New, Long Awaited Garden Comes to Loyola

Caleigh Keating, Editor-in-Chief

Big, garden sized changes are coming to Loyola, and Environmental Science students are the ones behind it.

Loyola’s new Laudato Si Garden will be making its big debut this spring, just a year after Loyola bought the property it will reside on at 3434 Illinois, just across the street from Loyola. It’s an exciting time for many interested in the environment at Loyola, including four students in the Service Learning Environmental Science class who are taking the garden on as part of their year ending service symposium project. Their job: make sure as many people at Loyola know all the garden has to offer, and get student input on it.

“The school needs it,” Senior Madeline Wild, one of the students working on the project, says. “The school is calling us. There’s just not enough student input and we’re changing that,” she added.

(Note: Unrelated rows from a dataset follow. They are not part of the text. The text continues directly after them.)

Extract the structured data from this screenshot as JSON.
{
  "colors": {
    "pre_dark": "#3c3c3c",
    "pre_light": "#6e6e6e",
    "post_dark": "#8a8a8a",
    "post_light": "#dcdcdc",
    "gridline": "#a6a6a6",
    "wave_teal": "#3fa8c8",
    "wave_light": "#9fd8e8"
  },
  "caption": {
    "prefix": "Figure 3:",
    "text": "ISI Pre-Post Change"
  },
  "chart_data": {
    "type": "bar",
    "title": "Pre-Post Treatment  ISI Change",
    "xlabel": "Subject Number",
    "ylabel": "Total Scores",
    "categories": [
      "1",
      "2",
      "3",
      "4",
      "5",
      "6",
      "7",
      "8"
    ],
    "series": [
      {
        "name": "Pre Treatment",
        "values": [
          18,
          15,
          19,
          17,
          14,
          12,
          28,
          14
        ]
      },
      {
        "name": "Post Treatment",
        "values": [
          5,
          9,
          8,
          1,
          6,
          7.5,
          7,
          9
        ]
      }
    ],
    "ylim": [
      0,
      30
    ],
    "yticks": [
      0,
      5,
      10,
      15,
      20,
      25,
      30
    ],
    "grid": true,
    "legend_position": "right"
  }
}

Dr. Martin, the Ignatian Service Learning program Director, also emphasized the school’s need for the garden. “During the pandemic so many students, for mental health reasons, were longing for gardening,” he stated.

Letting students know and educating them about a garden that has been mostly running behind the scenes so far will be a tough task, but the project group is up for it. They’re planning on surveying both students and faculty, getting their input on what should go in the garden. They’re also doing mourning announcement, making posters to put up around school, and redecorating a new bulletin board in the science hallway that hasn’t been updated in years.

“We’re hoping the new, updated look will strike students’ eye,” remarked Wild.

While it may be hard work getting the word out at first, the students and the faculty they have in their corner are ready fir any challenge and confident they will succeed. When the garden is ready, it will be a space where class can be held, food can be grown, and students, faculty, and neighbors alike can reflect and immerse themselves in nature. And, hopefully it can be a space that students can enjoy.

“I envision it as students using it as a place to learn, relax,” concluded Wild.